Ikemura, in der Stadt Tsu in Japan geboren, ging schon als Studentin ins Ausland, erst nach Spanien, dann in die Schweiz, nach Köln und schließlich nach Berlin, wo sie bis heute wohnt. Seit den 1980er-Jahren fordert sie die deutsche Kunstszene mit ihrer sehr eigenen künstlerischen Position heraus. Lange steckte sie viel Energie in ihre Lehrtätigkeit an der Universität der Künste in Berlin. Danach war es, als hätte sie eine neue Quelle angezapft. Das reife und empfindsame malerische und skulpturale Werk, das dann entstand, hat sie in den vergangenen Jahren zu einem internationalen Star gemacht hat.
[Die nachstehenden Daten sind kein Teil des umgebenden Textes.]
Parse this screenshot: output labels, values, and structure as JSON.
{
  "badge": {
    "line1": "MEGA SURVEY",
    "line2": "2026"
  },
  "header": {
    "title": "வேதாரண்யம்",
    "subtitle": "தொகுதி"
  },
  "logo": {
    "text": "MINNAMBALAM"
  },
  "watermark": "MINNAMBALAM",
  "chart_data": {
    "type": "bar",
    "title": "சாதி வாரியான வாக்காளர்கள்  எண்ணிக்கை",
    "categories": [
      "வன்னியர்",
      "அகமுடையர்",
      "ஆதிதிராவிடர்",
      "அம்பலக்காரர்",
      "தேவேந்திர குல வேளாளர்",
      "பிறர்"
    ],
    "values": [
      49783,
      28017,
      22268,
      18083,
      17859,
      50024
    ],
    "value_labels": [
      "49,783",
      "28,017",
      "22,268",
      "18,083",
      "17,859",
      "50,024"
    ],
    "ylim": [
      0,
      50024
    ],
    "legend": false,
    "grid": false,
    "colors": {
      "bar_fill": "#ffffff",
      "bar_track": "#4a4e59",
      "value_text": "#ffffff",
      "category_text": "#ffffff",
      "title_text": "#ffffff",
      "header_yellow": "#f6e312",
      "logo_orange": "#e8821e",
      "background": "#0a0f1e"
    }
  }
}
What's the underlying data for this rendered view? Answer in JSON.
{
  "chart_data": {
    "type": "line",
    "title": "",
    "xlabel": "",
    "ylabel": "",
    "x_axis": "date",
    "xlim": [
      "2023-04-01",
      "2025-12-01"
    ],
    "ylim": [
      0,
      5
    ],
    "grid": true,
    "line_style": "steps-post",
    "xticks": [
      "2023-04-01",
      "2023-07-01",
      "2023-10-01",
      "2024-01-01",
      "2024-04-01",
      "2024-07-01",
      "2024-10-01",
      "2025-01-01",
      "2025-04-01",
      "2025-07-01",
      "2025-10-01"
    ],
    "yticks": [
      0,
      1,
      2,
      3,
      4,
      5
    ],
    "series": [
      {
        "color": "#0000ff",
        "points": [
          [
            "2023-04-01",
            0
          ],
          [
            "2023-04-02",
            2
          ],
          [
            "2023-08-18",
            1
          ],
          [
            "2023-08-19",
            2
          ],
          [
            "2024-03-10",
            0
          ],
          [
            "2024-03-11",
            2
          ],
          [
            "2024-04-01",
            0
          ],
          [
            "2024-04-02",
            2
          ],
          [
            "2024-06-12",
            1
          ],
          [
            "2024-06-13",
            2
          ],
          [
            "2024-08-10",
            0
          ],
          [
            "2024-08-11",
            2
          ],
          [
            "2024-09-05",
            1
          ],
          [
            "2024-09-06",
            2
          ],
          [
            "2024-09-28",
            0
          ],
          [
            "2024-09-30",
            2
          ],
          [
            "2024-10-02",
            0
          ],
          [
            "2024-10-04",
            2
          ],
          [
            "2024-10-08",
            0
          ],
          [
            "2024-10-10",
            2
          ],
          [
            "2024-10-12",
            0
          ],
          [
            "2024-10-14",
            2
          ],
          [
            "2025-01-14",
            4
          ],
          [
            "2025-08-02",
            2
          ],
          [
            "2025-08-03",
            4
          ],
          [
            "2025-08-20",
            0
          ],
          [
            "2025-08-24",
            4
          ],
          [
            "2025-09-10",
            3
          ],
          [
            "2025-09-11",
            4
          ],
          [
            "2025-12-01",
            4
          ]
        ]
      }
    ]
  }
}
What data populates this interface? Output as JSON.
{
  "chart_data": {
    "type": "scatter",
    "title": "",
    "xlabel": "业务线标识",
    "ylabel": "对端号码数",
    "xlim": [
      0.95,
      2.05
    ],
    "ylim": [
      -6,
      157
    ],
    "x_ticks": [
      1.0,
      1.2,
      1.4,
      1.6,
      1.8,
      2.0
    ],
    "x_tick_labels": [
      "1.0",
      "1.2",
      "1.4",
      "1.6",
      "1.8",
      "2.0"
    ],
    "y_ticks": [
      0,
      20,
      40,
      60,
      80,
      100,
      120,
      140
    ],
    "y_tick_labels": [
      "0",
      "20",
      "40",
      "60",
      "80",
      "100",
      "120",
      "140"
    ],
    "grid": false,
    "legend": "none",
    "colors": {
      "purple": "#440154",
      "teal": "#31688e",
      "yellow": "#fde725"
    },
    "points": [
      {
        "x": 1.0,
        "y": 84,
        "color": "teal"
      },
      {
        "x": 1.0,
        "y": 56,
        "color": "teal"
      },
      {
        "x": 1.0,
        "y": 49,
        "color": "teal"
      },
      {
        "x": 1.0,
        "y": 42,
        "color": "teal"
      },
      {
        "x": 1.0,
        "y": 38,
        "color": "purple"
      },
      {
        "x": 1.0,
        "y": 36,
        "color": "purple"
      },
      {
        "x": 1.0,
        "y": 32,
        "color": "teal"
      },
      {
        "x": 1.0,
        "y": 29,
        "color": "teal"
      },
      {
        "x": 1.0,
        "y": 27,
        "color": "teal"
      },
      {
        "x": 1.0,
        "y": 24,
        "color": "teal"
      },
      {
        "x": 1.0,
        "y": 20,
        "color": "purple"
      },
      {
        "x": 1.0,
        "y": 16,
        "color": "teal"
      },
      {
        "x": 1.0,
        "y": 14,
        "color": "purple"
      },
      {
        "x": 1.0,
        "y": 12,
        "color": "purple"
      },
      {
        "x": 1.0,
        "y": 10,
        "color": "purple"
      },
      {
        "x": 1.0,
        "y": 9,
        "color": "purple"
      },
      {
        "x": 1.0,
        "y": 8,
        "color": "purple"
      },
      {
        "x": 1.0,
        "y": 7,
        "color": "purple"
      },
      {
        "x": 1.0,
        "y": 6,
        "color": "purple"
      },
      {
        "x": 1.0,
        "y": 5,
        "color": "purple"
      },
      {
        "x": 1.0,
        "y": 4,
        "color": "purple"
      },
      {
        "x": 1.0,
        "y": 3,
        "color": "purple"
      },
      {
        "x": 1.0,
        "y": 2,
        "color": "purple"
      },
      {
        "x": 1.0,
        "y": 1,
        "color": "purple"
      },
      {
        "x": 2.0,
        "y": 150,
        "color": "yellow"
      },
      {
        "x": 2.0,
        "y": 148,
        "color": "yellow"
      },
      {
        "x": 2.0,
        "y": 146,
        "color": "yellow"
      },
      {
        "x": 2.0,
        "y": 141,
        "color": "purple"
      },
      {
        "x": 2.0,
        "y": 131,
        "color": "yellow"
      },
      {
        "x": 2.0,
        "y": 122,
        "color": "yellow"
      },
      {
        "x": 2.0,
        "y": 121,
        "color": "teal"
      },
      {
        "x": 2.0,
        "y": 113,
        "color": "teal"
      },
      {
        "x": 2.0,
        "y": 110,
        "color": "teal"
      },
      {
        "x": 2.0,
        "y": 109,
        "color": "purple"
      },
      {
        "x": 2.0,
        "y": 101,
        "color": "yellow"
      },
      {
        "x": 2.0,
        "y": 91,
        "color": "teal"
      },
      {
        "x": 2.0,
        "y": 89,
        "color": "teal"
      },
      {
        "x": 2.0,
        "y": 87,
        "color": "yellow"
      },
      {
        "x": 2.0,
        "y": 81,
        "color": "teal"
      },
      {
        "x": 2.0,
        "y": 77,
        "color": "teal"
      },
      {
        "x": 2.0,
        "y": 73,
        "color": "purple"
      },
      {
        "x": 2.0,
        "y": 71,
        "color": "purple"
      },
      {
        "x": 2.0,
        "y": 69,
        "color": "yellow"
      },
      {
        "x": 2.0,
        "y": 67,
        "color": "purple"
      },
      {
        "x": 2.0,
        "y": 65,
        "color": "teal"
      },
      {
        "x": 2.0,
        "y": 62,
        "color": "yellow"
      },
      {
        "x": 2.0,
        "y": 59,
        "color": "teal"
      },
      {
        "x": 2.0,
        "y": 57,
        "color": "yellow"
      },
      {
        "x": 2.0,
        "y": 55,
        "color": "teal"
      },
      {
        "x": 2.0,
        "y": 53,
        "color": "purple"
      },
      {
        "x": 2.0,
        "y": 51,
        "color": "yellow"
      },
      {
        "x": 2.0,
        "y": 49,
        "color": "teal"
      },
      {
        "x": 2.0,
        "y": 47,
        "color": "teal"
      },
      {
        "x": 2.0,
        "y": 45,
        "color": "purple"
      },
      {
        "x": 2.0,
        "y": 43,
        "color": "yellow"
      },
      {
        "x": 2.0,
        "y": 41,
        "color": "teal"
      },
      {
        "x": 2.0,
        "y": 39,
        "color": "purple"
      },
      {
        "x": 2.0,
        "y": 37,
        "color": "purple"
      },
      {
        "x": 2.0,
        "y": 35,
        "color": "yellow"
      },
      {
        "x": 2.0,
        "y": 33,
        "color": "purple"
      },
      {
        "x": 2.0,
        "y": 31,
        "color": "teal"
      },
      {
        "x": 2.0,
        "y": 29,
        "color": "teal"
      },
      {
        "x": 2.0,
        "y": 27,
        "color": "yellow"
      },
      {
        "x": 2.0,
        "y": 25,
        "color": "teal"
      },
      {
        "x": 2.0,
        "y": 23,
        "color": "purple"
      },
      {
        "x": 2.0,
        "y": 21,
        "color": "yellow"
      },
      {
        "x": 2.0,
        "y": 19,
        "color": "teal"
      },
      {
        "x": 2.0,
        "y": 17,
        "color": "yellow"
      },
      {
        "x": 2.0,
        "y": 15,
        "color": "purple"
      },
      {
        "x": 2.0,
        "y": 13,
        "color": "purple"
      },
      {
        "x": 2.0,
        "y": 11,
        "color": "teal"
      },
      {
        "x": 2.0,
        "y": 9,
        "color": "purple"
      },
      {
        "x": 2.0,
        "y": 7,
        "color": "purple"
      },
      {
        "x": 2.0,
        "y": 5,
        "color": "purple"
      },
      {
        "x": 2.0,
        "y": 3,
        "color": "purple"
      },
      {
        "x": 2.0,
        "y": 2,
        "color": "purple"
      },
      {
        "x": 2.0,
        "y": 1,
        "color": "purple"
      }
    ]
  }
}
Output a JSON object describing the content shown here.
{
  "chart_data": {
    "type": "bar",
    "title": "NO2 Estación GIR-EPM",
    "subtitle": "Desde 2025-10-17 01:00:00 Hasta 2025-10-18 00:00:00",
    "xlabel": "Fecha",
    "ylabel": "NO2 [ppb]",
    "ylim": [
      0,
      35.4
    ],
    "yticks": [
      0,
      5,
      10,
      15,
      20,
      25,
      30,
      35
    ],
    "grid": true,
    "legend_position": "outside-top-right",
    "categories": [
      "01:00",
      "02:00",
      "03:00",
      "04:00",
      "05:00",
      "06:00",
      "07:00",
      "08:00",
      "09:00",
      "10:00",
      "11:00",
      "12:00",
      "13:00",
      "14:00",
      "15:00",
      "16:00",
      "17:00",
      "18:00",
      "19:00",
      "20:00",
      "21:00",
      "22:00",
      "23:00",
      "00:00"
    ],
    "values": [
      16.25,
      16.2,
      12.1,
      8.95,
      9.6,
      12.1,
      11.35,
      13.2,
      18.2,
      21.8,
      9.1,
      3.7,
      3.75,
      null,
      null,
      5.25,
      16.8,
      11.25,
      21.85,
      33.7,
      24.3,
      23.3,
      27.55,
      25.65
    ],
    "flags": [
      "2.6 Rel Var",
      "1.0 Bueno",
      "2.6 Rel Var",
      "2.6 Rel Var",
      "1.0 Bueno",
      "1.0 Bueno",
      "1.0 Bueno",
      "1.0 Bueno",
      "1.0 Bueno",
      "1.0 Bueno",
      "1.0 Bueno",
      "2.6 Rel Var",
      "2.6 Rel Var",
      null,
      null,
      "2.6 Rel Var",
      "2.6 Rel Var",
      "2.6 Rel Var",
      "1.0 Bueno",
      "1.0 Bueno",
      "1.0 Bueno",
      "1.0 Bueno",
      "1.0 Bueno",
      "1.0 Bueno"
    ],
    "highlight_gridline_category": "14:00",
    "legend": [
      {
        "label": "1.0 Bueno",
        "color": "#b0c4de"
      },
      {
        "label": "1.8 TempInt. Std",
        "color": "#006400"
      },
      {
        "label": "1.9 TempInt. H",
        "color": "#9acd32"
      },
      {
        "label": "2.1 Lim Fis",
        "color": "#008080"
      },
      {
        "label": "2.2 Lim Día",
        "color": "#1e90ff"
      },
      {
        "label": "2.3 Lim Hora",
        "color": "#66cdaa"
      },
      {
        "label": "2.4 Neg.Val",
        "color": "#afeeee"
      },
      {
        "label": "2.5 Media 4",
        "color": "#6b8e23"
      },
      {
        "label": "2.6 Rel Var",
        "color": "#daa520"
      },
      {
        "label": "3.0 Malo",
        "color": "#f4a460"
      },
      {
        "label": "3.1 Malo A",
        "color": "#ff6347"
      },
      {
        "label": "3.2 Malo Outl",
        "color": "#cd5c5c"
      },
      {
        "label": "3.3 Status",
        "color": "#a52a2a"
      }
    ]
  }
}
Und ihre Botschafterin ist die Häsin.

Die erste "Usagi Kannon" entstand 2011, als die Atomkatastrophe in Fukushima zahlreiche Menschen in Ikemuras japanischer Heimat tötete und überall auf der Welt die Menschen in Angst versetzte. "Die Skulptur sollte ein Hoffnungsträger sein", sagt Ikemura. Doch bald wurde ihr klar, dass die Katastrophe und die Suche nach Trost ein universelles Thema sind: "Es gibt Naturkatastrophen und menschengemachte Katastrophen überall."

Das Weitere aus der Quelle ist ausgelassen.